In the three phases of the electoral campaign – the internal conventions of the parties, the first electoral round and the final round – there were strong attacks on news media and journalists. The most intense ones, which included threats and campaigns to cancel subscriptions or cease viewing a television channel, were given in the final stage. In many cases the attacks had as the target the editors of La Nación and Telenoticias of Canal 7 television.

A politician branded the newspaper La Nación as a "diabolical rag" and its journalists as "psychopaths." He went on to say that if he assumed the Presidency that media's print edition would cease circulating in a year, afterwards he clarified that the newspaper would stop circulating because it is not profitable. He also mounted an attack against the University Weekly of the University of Costa Rica and television station Repretel. His declarations were condemned by the Costa Rica Journalists Guild.

The First Report on the State of Freedom of Expression, drawn up by the Program of Freedom of Expression, Right to Information and Public Opinion (PROLEDI) and the Communication Investigations Center (CICOM), of the University of Costa Rica, revealed in January that the media groups with greatest concentration are those that receive most official advertising. Between 2015 and 2016 REPRETEL-Albavisión (Ángel González) and Televisora de Costa Rica (TELETICA) are those that received most official advertising, some $4 million each.

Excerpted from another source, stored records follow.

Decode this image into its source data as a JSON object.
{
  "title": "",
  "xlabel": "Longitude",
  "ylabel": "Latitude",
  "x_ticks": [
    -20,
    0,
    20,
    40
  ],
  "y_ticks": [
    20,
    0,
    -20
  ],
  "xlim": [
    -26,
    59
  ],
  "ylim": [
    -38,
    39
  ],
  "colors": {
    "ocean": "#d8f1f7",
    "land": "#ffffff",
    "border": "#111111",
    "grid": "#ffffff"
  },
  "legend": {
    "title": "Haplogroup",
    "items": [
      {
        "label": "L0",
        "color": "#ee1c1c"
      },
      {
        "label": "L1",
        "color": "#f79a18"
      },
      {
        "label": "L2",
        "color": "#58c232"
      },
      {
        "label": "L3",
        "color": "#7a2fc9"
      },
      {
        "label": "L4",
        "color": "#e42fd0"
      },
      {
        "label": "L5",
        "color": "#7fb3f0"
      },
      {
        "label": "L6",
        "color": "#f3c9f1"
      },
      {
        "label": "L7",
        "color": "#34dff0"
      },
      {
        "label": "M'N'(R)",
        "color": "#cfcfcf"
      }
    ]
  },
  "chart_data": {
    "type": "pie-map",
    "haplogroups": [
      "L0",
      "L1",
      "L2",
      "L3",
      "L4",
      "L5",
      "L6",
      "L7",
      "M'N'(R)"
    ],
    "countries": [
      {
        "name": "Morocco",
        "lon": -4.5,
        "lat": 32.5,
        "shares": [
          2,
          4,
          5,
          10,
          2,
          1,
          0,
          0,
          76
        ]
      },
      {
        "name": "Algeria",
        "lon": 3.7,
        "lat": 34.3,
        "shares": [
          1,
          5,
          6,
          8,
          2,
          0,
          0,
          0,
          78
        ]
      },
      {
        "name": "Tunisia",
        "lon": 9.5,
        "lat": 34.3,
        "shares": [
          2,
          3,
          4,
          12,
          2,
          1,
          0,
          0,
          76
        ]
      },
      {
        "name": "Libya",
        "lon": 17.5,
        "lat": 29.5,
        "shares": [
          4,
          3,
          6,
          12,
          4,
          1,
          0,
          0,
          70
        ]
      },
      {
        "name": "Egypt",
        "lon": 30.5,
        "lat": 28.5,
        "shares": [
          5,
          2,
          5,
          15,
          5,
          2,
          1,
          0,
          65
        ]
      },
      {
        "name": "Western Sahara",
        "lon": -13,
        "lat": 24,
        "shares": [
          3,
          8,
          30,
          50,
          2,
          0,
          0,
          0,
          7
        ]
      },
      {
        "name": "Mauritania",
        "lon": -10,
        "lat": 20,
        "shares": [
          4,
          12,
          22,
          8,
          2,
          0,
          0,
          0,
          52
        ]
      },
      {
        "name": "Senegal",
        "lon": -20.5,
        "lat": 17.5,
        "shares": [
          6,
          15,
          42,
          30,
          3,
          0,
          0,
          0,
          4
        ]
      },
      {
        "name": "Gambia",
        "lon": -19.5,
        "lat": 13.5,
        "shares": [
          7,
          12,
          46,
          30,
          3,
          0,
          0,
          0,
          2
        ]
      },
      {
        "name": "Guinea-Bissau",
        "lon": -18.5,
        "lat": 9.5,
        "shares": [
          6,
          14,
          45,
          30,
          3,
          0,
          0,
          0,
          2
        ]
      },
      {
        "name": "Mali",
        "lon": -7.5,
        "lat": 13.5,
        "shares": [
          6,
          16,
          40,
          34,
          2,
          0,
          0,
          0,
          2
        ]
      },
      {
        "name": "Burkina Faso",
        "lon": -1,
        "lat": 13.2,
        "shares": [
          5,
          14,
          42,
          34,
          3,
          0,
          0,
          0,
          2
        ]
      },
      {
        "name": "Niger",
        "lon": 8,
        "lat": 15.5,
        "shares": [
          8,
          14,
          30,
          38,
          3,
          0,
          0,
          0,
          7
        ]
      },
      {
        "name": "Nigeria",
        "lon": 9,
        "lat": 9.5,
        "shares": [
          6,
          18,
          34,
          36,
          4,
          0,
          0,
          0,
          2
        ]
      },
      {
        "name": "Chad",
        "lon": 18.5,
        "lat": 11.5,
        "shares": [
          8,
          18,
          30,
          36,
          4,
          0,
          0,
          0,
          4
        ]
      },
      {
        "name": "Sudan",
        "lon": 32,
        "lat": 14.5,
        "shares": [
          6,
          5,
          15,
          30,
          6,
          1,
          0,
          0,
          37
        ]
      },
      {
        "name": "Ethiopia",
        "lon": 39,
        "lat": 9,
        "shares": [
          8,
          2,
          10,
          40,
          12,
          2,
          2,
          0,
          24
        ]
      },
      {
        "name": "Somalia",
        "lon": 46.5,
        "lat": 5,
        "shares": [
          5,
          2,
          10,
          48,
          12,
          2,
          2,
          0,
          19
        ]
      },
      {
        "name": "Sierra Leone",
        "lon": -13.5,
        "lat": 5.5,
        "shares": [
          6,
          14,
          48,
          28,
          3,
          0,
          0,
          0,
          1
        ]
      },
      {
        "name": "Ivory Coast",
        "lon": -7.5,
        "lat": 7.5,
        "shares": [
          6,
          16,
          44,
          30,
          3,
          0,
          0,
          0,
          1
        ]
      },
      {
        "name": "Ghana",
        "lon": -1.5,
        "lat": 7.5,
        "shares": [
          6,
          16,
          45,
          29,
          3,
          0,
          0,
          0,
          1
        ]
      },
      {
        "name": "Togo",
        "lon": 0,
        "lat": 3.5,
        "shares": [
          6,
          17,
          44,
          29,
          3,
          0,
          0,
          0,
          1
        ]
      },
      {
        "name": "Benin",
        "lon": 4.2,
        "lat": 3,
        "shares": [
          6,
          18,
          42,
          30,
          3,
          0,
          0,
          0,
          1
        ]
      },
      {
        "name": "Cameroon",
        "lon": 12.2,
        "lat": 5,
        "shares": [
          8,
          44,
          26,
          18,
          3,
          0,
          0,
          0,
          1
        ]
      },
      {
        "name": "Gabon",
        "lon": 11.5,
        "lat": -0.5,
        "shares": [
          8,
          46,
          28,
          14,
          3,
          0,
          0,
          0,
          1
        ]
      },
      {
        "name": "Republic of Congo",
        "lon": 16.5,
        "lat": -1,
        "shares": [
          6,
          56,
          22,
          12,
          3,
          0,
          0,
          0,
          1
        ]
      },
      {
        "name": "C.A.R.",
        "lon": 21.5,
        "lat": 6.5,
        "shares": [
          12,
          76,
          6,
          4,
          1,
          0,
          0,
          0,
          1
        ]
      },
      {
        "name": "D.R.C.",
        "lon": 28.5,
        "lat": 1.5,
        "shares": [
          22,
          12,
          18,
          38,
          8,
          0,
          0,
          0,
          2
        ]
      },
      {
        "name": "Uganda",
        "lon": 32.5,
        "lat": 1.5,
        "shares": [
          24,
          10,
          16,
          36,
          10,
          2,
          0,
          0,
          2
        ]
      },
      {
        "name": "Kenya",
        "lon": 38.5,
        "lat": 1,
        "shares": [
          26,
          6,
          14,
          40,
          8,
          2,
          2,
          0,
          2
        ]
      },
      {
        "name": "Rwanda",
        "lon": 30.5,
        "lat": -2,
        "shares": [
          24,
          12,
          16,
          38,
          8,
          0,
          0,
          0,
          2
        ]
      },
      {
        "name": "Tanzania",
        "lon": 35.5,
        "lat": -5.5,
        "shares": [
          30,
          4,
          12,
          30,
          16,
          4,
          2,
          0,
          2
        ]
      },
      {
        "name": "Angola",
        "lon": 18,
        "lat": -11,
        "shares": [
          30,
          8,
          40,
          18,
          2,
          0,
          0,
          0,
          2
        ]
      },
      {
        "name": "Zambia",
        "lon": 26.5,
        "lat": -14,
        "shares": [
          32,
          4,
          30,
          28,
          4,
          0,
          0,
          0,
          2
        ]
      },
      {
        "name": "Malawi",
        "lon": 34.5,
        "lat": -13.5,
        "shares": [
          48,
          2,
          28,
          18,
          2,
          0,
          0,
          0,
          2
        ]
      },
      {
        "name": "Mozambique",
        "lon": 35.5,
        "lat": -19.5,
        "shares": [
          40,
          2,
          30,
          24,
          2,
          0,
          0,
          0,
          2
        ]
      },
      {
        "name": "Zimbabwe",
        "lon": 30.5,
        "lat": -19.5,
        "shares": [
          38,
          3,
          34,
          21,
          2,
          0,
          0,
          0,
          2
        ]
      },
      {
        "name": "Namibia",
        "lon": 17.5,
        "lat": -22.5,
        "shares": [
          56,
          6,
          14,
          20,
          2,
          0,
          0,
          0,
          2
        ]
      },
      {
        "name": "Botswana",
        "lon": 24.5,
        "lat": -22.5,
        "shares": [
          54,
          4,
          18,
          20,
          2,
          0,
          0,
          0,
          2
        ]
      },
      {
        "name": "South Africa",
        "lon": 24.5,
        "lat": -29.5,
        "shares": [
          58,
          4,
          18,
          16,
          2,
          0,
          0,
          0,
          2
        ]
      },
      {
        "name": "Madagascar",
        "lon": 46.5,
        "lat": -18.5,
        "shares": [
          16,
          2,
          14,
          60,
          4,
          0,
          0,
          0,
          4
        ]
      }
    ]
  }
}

A total of 60% of the TV channels in the country are profit-driven, of this number Ángel González' group has more than 20% of the commercial television channels and TELETICA 11.6%.

In November the Human Rights Commission of the Legislative Assembly passed a bill that would promote transparency within the government apparatus and access to public information by the citizenry, which scares because among the articles it gives a very important role to the government's TV channel to control content and also gives abusive time slots to public institutions to answer journalists' questions.

It is not possible that a country with too much bureaucracy still wants to implement an additional office within the ministries to say who and when to deal with the questions of the media, giving the administration all the public information to officials who do not know how to handle the press nor the importance of the people's right to be duly informed.

In addition, there exist two bills promoted from the Executive Branch called Law on Freedom of Expression and of the Press and Law on Access to Information that limit the practice of journalism and go against the independence of the Costa Rican media, giving powers to the govenrment that do not correspond to it beyond its role of caretaker of human rights.

Most of the national media oppose the proposal, considering it abusive and reiterative of the more than 30 juridical regulations and the rulings of the Constititional Tribunal that already support access to public information in Costa Rica.

The Elections Supreme Tribunal of Costa Rica ruled that news media cannot censor messages of political groups that are contracted through paid fields in electoral processes but very rightly they exempt them from civil solidarity responsibility in the face of eventual lawsuits.